Hamilton, F1 drivers uncomfortable returning to Jeddah Lewis Hamilton

JEDDAH. — Lewis Hamilton and a number of fellow Formula 1 drivers have made it clear they are uncomfortable about being back in Saudi Arabia.

Last year’s race was dominated by a missile strike by Yemeni rebels against an oil refinery close to the track, after which drivers had misgivings about racing.

On Thursday’s media day, Hamilton initially refused to answer questions about the situation but later added that F1 was “duty bound to raise awareness” of human rights issues. The drivers have been given reassurances by Saudi authorities and F1 bosses that a series of steps have been put in place to ensure this year’s event is not disrupted in the same way and that their safety is not under threat.

They have been told that there is a ceasefire in place between Saudi Arabia and the Houthi group in Yemen.

Haas driver Kevin Magnussen said: “Last year was pretty, erm, special. None of us enjoyed it. But it is a different situation now, there is a different political… there is a ceasefire between the two parties that were involved last year and that gives some confidence.

“Anyway, we go to these places and we just have to deal with it the best we can and get through.”

Alpine’s Esteban Ocon added: “It was scary what happened last year and none of us wants to ever experience something like that, but we trust everyone around to put us in a safe situation to race.”

Aston Martin’s Lance Stroll and Red Bull’s Sergio Perez said they trusted F1 and the race organisers to look after them and that they believed positive change was happening in Saudi Arabia, which has been accused by human rights groups of widespread abuses.

Hamilton was the last to answer in the official news conference on matters of safety and human rights, and initially said that he believed “the opposite to everything they [Stroll and Perez] said”.

Pressed on whether he was referring to human rights or safety, he said: “I don’t want to get into either.”

But when asked whether he had ever considered not racing again in Saudi Arabia, he said: “If I am not here, F1 will continue on without me so what I try to do is learn as much as I can.

“I still feel that as a sport going to places with human rights issues such as this one, the sport is duty bound to raise awareness and try to leave a positive impact.

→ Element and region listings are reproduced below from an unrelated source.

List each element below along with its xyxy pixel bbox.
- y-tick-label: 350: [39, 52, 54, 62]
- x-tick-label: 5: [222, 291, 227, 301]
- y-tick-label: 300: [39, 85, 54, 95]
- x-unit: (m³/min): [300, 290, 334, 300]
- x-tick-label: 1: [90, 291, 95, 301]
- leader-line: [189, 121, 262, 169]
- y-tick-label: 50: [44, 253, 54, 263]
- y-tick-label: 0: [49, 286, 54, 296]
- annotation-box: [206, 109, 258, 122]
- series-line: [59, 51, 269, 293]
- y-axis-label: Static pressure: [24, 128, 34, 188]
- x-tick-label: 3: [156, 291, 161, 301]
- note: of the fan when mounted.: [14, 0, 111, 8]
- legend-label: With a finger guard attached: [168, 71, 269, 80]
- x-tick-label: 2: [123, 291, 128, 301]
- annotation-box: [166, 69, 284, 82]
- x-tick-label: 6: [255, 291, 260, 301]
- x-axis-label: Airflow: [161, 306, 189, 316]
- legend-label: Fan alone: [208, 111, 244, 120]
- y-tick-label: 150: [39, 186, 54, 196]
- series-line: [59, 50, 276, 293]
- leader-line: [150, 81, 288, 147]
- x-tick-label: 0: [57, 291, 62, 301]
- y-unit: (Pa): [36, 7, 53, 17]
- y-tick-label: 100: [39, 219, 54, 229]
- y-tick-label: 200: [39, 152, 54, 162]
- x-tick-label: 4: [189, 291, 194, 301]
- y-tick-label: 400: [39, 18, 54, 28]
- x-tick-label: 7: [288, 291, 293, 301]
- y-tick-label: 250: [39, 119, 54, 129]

“I feel it needs to do more. What that is I don’t have all the answers but we always need to do more to try to raise awareness of things people are struggling with.”

Human rights group Reprieve has accused F1 of “never seriously engaging with human rights and the way the sport is used to whitewash abuses by some of the world’s most repressive regimes”. Its director Maya Foa said that there had been at least 13 executions in Saudi Arabia in the last two weeks.

Foa added: “Carrying out these executions on the eve of the Jeddah Grand Prix is a brazen display of impunity by the Saudi authorities, confident that the sport and its commercial partners will stay silent, and that the pageantry of F1 will distract from the bloodshed. — BBC Sport.